Новый мир, 2007 № 06 | страница 50



За революционные шалости выгнаны шесть семинаристов. Они распечатали на принтере самопальную листовку “Революционная партия нашего монастыря”. Так и не восстановлены. Отец Иоанн сказал:

— Все же наместник прав, Сталин тоже вышел из семинарии. Шутки шутками…

Надежда удивлялась:

— А чего они не хотят прощения попросить? Посмиряться, между прочим, полезно.

— Ну, я им говорю, вы через время сами на все по-другому посмотрите… Нет, никто не хочет.

На сайт каждый день идут новые материалы. “Предстоятель Украинской Православной Церкви утвердил новый чин о недужных — вич-инфицированных…”, “Введенский храм в селе Братки заново отстроен на деньги жертвователя, бизнесмена…”, “По благословению епископа, в Буденновске состоялась пресс-конференция на тему…”. Что-то из всего разнотравья надо было проредить, что-то поправить, а что-то переписать.

Заходил Григорий, говорил Надежде:

— Понравился мне фильм, что ты давала. Смешной такой. Глупый…

— Как — глупый? — обескуражена она.

“Ставропольская духовная семинария: из ее стен вышли несколько тысяч священнослужителей, несколько десятков иерархов и девять святых новомучеников и исповедников”. Ничего себе! Новомучеников готовят. На фотографии вытянутые и круглые юношеские лица, румяные и бледные, с оттопыренными ушами и торчащими хохолками чубов. Так кто из вас будущий исповедник?
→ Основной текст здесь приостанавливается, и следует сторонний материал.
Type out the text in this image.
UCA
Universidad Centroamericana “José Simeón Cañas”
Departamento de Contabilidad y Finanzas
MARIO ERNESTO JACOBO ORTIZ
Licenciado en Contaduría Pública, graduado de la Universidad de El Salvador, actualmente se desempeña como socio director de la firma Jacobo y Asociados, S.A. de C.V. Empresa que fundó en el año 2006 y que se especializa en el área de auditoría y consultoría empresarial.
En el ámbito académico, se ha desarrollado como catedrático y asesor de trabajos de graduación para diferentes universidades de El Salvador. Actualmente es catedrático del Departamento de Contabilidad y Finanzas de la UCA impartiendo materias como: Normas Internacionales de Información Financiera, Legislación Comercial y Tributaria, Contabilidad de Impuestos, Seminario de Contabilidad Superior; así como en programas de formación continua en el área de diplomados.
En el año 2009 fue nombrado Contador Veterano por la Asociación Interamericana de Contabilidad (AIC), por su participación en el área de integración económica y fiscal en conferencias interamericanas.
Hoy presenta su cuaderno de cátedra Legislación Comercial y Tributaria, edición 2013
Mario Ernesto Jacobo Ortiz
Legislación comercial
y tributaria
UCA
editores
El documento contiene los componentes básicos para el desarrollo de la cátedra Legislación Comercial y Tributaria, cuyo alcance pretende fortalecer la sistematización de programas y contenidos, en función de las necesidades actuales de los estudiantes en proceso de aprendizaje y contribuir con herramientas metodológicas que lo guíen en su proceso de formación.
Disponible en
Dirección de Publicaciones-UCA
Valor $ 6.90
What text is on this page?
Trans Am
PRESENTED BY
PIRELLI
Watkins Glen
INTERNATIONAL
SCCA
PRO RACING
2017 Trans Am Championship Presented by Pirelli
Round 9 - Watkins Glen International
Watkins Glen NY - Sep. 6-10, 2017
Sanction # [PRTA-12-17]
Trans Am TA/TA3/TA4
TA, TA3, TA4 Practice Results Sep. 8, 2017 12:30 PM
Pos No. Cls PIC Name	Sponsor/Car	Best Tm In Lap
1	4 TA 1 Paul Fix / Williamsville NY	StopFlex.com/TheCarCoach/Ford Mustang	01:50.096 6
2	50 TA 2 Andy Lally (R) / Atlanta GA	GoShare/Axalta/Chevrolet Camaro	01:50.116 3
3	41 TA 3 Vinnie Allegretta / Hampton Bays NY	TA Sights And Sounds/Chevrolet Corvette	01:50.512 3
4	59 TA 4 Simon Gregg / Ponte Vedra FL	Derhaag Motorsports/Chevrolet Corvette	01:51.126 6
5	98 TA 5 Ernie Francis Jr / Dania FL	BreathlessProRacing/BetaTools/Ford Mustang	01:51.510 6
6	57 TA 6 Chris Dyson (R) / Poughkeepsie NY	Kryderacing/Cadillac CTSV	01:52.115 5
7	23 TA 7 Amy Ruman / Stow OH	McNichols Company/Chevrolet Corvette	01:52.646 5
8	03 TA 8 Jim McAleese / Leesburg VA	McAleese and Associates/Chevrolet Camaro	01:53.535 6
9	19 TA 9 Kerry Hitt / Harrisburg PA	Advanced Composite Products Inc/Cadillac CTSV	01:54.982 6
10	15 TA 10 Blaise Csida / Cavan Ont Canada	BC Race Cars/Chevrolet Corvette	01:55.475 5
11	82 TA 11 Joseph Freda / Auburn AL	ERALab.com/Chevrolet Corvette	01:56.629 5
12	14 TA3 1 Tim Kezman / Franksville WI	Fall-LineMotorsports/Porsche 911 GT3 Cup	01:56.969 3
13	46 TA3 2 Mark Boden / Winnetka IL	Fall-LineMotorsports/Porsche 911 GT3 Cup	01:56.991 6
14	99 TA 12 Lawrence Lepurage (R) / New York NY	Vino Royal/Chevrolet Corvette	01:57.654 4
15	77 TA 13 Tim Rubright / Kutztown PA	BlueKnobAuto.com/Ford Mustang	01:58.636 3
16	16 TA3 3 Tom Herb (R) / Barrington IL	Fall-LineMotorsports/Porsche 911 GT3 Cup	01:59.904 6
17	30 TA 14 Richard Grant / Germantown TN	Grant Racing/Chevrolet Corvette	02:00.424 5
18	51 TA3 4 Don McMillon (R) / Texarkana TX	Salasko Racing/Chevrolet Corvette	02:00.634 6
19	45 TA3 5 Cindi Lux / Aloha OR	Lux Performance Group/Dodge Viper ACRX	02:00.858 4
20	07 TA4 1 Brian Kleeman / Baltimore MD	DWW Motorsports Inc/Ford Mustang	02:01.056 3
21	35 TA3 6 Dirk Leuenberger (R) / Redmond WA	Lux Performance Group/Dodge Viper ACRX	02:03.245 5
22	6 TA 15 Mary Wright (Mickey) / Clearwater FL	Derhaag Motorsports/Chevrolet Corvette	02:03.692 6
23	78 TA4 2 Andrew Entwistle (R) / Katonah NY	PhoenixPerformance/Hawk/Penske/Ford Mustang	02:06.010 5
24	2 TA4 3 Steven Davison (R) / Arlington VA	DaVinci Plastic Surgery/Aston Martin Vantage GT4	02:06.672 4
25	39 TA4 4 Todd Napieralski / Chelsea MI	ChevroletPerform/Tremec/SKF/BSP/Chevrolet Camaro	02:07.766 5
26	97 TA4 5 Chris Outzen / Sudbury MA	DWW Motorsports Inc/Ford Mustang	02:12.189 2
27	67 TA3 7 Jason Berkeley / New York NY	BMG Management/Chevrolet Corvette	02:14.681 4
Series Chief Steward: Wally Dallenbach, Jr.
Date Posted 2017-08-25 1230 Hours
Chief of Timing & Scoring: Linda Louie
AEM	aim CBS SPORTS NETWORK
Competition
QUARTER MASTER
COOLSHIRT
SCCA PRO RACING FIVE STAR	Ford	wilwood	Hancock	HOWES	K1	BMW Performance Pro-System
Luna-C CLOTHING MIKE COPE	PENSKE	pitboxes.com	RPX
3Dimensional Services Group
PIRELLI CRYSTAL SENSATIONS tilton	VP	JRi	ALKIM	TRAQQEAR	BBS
Я продолжала при всяком удобном случае листать заметки солдата, когда прочитывая две-три страницы подряд, когда выхватывая строчки: “Слава богу, „груза-двести” после той зачистки у нас не было...”, “…Семен попал по-глупому. Перебило хребет, комиссовали…”.

Между строчек мелким почерком приписка: “Потом уже я узнал, что через три недели мирной жизни Сема выбросился из окна”.

Перебило хребет... Буквы скачут перед глазами, играя в чехарду. Не ты один, Константин. Но тебе хребет не перебило — просто перелом позвоночника, сейчас лечат, ты выживешь, ты ведь — все знаешь, а он, Семен, не знал. И он себя убил. В умопомрачении. Пришел на память еще один Семен, Веников. Словно два мира — тот и этот. И если здесь мы действуем, то и там тоже. Или наши прямые отражения. Такие же, как мы. Мы и есть — сами. Возможно, они носят те же имена. И там, среди всех, конечно, есть Марина, может быть, даже Марина Зуева — не такое уж редкое сочетание, и если мы, Марины Зуевы, существуем, то, может, одна из нас там. И кто она? Кто я была бы, будь я там? И кто я — здесь? Наши поступки сказываются все равно, Чечня — отражение Москвы, вторая половина игральной карты, перевертыш, обрат. Я подняла глаза и случайно встретилась взглядом с двойником в черном ртутном квадрате московского монастырского окна, таким ярким, отчетливым, что сначала удивилась, не узнала: кто заглядывает с той стороны третьего этажа?